This book is a tribute to what Bockett calls “the gentle cyclist”—that is, a cyclist who is also a gentleman: civilized, literary, contemplative, attuned to the natural world around him or her, and (this is important) not concerned with setting any speed records. (The only sour notes in the book are directed at his “enemy,” the “Scorchers,” who he insists are not true cyclists at all.) Bockett refers to himself as an “ambler”; he’s not even semi-serious, except in a philosophical way. For him, cycling is equal parts physical and metaphysical activity. He advises, “Never arrange a [cycling] journey without allowing sufficient time for meditation and contemplation.” There’s a sense, though, that even in 1901, Bockett’s “gentle cycling” was already old-fashioned.
The first intriguing claim Bockett makes is that “gentle”
cycling is an inherently literary
activity. As he explains, “All gentle cyclists ride with a book in their
pockets,” preferably one that has something to do with the area where one is
cycling. One of the pleasures of a good day’s cycling, he argues, is stopping
for a break, sitting down under an oak tree, sparking up one’s pipe, and
enjoying a good passage of poetry or prose before resuming one’s ride. He also believes that cyclists should always
set out “with some particular object in view”—a place of historical or literary
significance. “One of the greatest charms of a run on the road,” he claims, is
imagining how “on this very road the great So-and- so must have often walked.”

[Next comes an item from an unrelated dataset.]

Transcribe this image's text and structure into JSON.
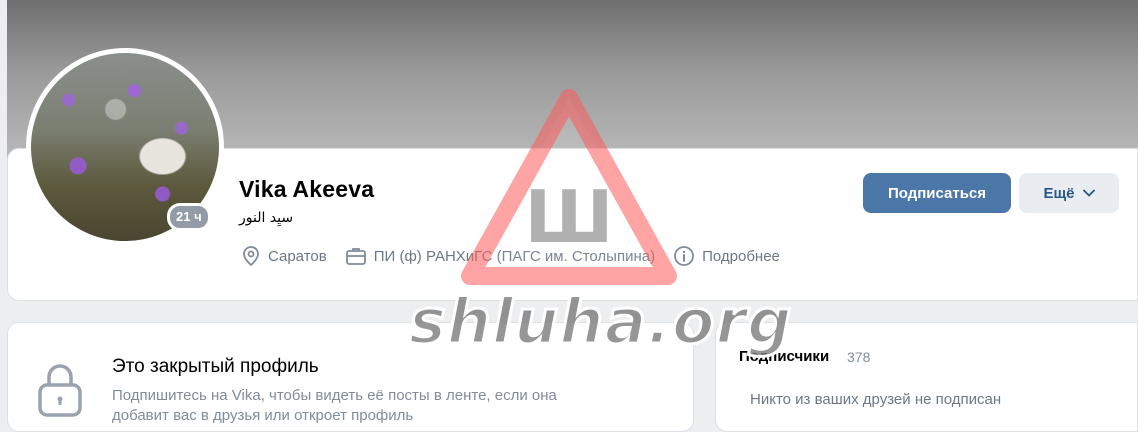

One of the greatest charms of this book is the way Bockett
gets excited about the little things on a bike ride: ordnance maps, big trees,
rubber tyres, frogs, clouds, cycling goggles, bicycle bells, small village
libraries, a lunch of bread and butter. But it’s cycling’s unique ability to
allow one to experience the natural world that sends Bockett into his most
poetic reveries. In this, he is a cycling Romantic, to be sure. “There is no
riding so pleasant as a quiet amble along a winding lane with trees meeting
overhead,” he asserts. How true. Cycling, he observes, brings one “face to face
with Nature in her prettiest moods.” The modest pace of his ambling is perfect
for taking in “a continuous feast of beauty” and “enjoying all that Nature is
so ready to give to all who love her.”
Bockett even goes so far as to suggest that cycling has a
“moral influence”—that riding a bicycle somehow makes you a better person. He
doesn’t elaborate on this, saying rather that some day he’ll write “a lengthy
dissertation” on the subject. But his Romantic argument is implied elsewhere, I
think: that the contemplative, philosophical mood that can be brought on by a
simple “amble” through Nature can’t help but make you a more thoughtful,
empathetic human being.
The final chapter of the book stands somewhat apart, as a
tribute of sorts to the essayist Charles Lamb. There’s a cycling pilgrimage in
this chapter (just as in the others), but the cycling component is less
prominent than in the rest of the book. Bockett clearly adores Lamb and may
even be a kind of re-incarnation of him; they share a Romantic disposition and
a fondness for “gentle folk.” Bockett tries in vain to explain the appeal of
Lamb’s writing and finally gives up, asserting simply that “No one can really
appreciate Lamb until he is thirty, at thirty-five you begin to turn to him
again and again, at forty you are his slave, with the probability of becoming a
dotard concerning him at fifty.” The scene by Lamb’s graveside is quite
touching. On the first page of this chapter in my copy of the book, some
reader, a hundred years ago, wrote this bit of marginalia, with which I
heartily concur: “This I love—“
True, Bockett does say some pretty wacky things at times.
“Has any poet ever written stanzas to the eyebrows of the first cycle-maiden?”
he wonders, at one point, for no obvious reason. Later, he speculates that
cycling might have improved the disposition of notoriously cranky philosopher
Carlyle: “The adjuncts of cycling would have taken some of the objectionable
philosophic starch out of Thomas.” And get this one: “I doubt not but at yonder
tree I shall catch a chub.” (He was trying his hand at angling, in honor of
Izaak Walton.) But as far as I’m concerned these quirks just make the book even
richer in a wonderfully weird way. In fact, I find myself becoming something of
a “dotard” about it—and I’m not yet fifty.
Given that Bockett was such a Romantic, it’s not surprising
that he sees cycling as a mostly solitary activity. He mentions a companion
joining him for only one of his pilgrimage rides; the rest of the time, he’s
the lone cyclist/poet figure, the observant outsider, more comfortable with
Nature and books than with fellow citizens. That other Romantic, Lamb, once
asked, “Whither can I take wing from the oppression of human faces?” On a
bicycle, Bockett would say, for it is “a companion to the solitary, a friend
that is always exhilarating and never selfish, an aid to reflection; it gives
inspiration to the poet, health and strength to the plain man, vigour to the
man of science, and breadth to the philosopher.”